I don't even blame (most of) our politicians (much). They were never in a position to dictate the world order, yet were subject to the rise of globalism and the advent of nations having to compete (sacrifice both monetarily and ecologically) for corporate participation. It was that or follow the various hard-left states that become impoverished pariahs if not outright overthrown. A major upside to potential U.S. collapse now is the possibility that the rest of the western world can collectively agree to stop doing that. It could then instead make capitalism pay-to-play with public cartels (collaborating nations) setting progressive prices that keep wealth distributed and fund kickstarting every new generation.

What I blame is laissez faire capitalism for rewarding and thus encouraging speculation and hoarding, neoliberalism for rebranding learned collective helplessness as a virtue, and most especially the economists and capitalists whose motivated reasoning laid this system's foundation. We (as a nation) should have forcibly maintained a balanced housing supply indefinitely, and should never have promoted homes as an investment vehicle. Middle class wealth should have been as much as possible invested into our own productivity and continued influence as shareholders. Those are maybe our own national-scale unforced errors.

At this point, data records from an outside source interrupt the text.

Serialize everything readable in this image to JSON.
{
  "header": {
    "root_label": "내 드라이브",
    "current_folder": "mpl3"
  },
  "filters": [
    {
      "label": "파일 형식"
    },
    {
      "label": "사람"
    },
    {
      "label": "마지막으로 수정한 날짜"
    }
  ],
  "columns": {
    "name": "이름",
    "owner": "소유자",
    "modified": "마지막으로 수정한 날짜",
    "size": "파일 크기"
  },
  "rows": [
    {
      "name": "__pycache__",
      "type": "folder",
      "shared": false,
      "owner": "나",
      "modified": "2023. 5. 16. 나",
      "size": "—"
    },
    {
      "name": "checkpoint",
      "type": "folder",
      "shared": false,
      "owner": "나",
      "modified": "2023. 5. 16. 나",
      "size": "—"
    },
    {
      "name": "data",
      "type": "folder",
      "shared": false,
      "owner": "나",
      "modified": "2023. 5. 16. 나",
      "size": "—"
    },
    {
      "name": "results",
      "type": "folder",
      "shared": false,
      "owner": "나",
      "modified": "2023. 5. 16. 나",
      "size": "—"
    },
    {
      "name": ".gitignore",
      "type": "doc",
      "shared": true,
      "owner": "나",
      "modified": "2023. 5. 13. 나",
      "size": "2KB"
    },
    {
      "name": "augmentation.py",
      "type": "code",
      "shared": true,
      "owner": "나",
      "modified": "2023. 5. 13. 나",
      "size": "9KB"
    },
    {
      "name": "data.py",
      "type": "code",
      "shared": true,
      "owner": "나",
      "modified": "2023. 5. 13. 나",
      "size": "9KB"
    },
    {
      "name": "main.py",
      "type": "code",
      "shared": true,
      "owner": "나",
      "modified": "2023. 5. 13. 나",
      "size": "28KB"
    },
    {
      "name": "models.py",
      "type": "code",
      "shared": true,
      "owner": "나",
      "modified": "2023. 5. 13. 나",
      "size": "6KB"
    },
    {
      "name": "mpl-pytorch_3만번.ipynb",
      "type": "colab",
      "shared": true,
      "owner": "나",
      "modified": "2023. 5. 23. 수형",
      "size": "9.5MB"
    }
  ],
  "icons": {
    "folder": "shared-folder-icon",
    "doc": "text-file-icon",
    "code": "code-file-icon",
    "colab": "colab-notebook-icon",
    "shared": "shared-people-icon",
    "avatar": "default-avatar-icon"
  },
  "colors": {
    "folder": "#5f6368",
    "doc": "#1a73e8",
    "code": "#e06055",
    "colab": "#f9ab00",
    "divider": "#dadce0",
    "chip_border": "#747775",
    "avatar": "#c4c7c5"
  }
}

I really don't know how it became the prevailing wisdom that we should all pour our wealth into the only physical asset that magically appreciates as it deteriorates -- like that was a perfectly reasonable thing to expect.

When I hear Carney praise the power of markets, it makes me sweat even as I know he's still clearly the best option. It is a tremendous relief seeing this housing initiative because it rewards my hope that he'll actually deign to put his hand on the tiller. I'm still worried this could go poorly in terms of positive effect vs reduction of public resources and future recourse, but I was/am way more worried about the consequences of not even trying.

Even if it delivers fantastically, it won't be enough. The natural forces that make power (of every kind, but most especially wealth) converge into few hands can only be slowed without the active management that's impossible when neoliberalism is the world order. But who know? Maybe we can at least add a layer of financialization and abstraction that shifts the next looming collapse away from people's homes.

Props for finding some actually pretty good long-term data on Stats Canada, BTW. It is kind of nuts seeing all the numbers stay around roughly the same ballpark, all the way back to when we had half today's population. Despite no major fluctuations or spikes, literally fewer housing starts in 2010 than 1970.